Kinesin family member 11 contributes to the progression and prognosis of human breast cancer

Abstract

The present study aimed to clarify the association between kinesin family member 11 (KIF11) and human breast cancer, and the effect of KIF11 on breast cancer cell progression. Western blot analysis, reverse transcription-quantitative polymerase chain reaction (RT-qPCR) analysis, retroviral infection, immunohistochemistry staining, MTT assay, anchorage-independent growth ability assay and tumorigenicity assay were all used in the present study. Western blot and RT-qPCR analysis revealed that the expression of KIF11 was markedly increased in malignant cells compared with that in non-tumorous cells at the mRNA and protein level. Immunohistochemical analysis revealed that KIF11 expression was upregulated in 256/268 (95.8%) paraffin-embedded archival breast cancer biopsies. Statistical analysis demonstrated a significant association between the upregulation of KIF11 expression and the progression of breast cancer. Multivariate analysis revealed that KIF11 upregulation represents an independent prognostic indicator for the survival of patients with breast cancer. Tumorigenicity experiments were further used to evaluate the effect of KIF11 in non-obese diabetic/severe combined immunodeficient mice. Silencing endogenous KIF11 by short hairpin RNAs inhibited the proliferation of breast cancer cells in vitro and in vivo. The present results suggest that KIF11 may serve an important function in the proliferation of breast cancer and may represent a novel and useful prognostic marker for breast cancer.

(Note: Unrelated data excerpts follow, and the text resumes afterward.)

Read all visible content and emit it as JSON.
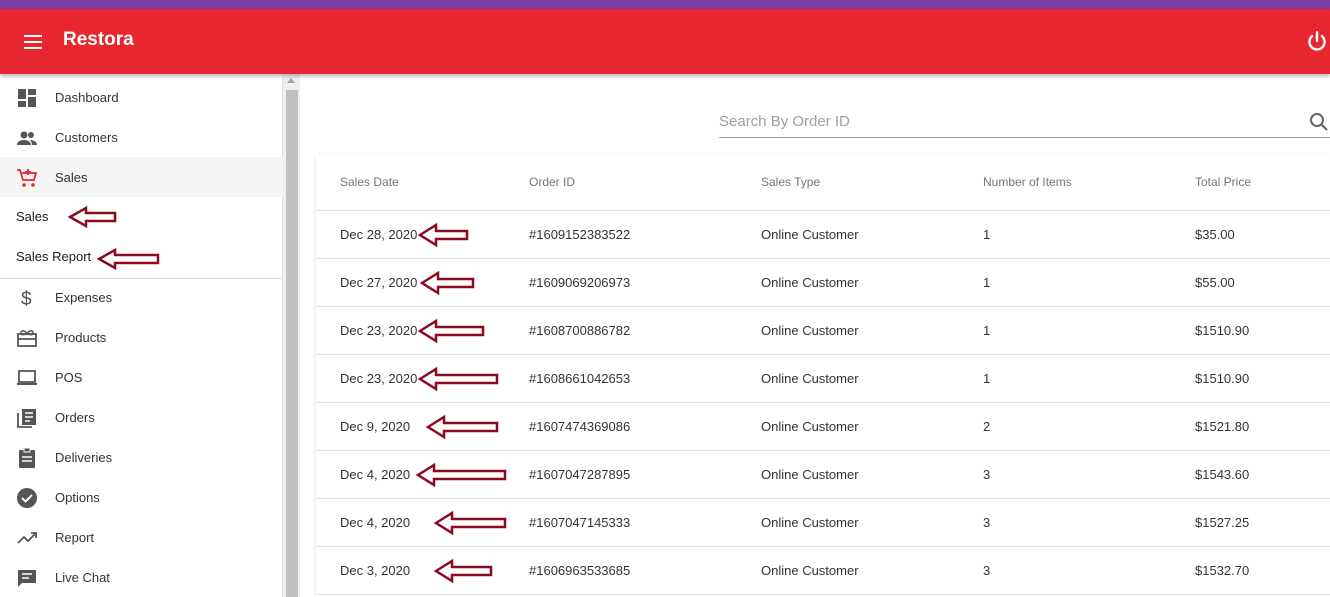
{
  "app": {
    "title": "Restora",
    "accent": "#e8262f",
    "top_strip": "#7a3fa8"
  },
  "sidebar": {
    "items": [
      {
        "label": "Dashboard",
        "icon": "dashboard-icon"
      },
      {
        "label": "Customers",
        "icon": "people-icon"
      },
      {
        "label": "Sales",
        "icon": "cart-icon",
        "active": true
      },
      {
        "label": "Expenses",
        "icon": "dollar-icon"
      },
      {
        "label": "Products",
        "icon": "gift-box-icon"
      },
      {
        "label": "POS",
        "icon": "laptop-icon"
      },
      {
        "label": "Orders",
        "icon": "list-icon"
      },
      {
        "label": "Deliveries",
        "icon": "clipboard-icon"
      },
      {
        "label": "Options",
        "icon": "check-circle-icon"
      },
      {
        "label": "Report",
        "icon": "trending-icon"
      },
      {
        "label": "Live Chat",
        "icon": "chat-icon"
      }
    ],
    "sales_submenu": [
      {
        "label": "Sales"
      },
      {
        "label": "Sales Report"
      }
    ]
  },
  "search": {
    "placeholder": "Search By Order ID"
  },
  "table": {
    "headers": [
      "Sales Date",
      "Order ID",
      "Sales Type",
      "Number of Items",
      "Total Price"
    ],
    "rows": [
      [
        "Dec 28, 2020",
        "#1609152383522",
        "Online Customer",
        "1",
        "$35.00"
      ],
      [
        "Dec 27, 2020",
        "#1609069206973",
        "Online Customer",
        "1",
        "$55.00"
      ],
      [
        "Dec 23, 2020",
        "#1608700886782",
        "Online Customer",
        "1",
        "$1510.90"
      ],
      [
        "Dec 23, 2020",
        "#1608661042653",
        "Online Customer",
        "1",
        "$1510.90"
      ],
      [
        "Dec 9, 2020",
        "#1607474369086",
        "Online Customer",
        "2",
        "$1521.80"
      ],
      [
        "Dec 4, 2020",
        "#1607047287895",
        "Online Customer",
        "3",
        "$1543.60"
      ],
      [
        "Dec 4, 2020",
        "#1607047145333",
        "Online Customer",
        "3",
        "$1527.25"
      ],
      [
        "Dec 3, 2020",
        "#1606963533685",
        "Online Customer",
        "3",
        "$1532.70"
      ]
    ]
  }
}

Keywords: breast cancer; kinesin family member 11; prognosis; progression.

Figure 1.

Expression analysis of KIF11 protein and mRNA in breast cancer cells. (A) Western blot analysis of KIF11 protein expression in two NBEC and breast cancer cell lines. NBECs were used as the negative control. (B) Expression of KIF11 mRNA in NBECs and breast cancer cell lines. KIF11, kinesin family member 11; NBEC, normal breast epithelial cells.

Figure 2.

Expression analysis of KIF11 protein and mRNA in breast cancer tissues paired with ANT. (A) Western blot investigation of expression of KIF11 protein in six paired breast cancer tissues. β-actin was used the loading control. (B) Reverse transcription-quantitative polymerase chain reaction analysis of KIF11 expression in the indicated fresh tissues. GAPDH was used as the loading control. (C) Immunohistochemical staining of KIF11 protein in the indicated primary tissues. P<0.05 vs. ANT. KIF11, kinesin family member 11; ANT, adjacent non-tumorous tissues; T, breast cancer tissues.

Figure 3.

Overexpression of KIF11 in archived breast cancer tissues. (A) Representative immunohistochemistry of KIF11 expression in normal breast tissue and breast cancer specimens of different clinical stages. (B) Statistical quantification of the average MOD of KIF11 staining between normal breast tissues and breast cancer specimens of different clinical stages. The average mean absorbance of KIF11 staining increases as breast cancer progresses to a higher clinical stage. (C) Kaplan-Meier curves with univariate analyses (log-rank test) for patients with low KIF11 expression vs. intensive KIF11 expression. KIF11, kinesin family member 11; MOD, mean optical density.

Figure 4.

Downregulation of endogenous KIF11 suppressed MCF-7 and MDA-MB-231 cell proliferation in vitro. (A) Western blot analysis of increased KIF11 expression. (B) MTT assay showing that KIF11-transfected cells grew slower than vector-transfected cells. (C) Representative micrographs and quantification of crystal violet-stained cell colonies. (D) Representative micrographs and colony numbers in the anchorage-independent growth assay. Each bar represents the mean of three independent experiments. *P<0.05 vs. vector. KIF11, kinesin family member 11.

Figure 5.

In vivo assays of the effect of KIF11 on cell proliferation. (A) Excised tumours 35 days subsequent to injection into non-obese diabetic/severe combined immunodeficient mice. (B) Tumour growth curve measured every 5 days. (C) The average weight of the excised tumours in the group injected with vector-transfected cells or KIF11-RNAi1-transfected cells. *P<0.05 vs. vector.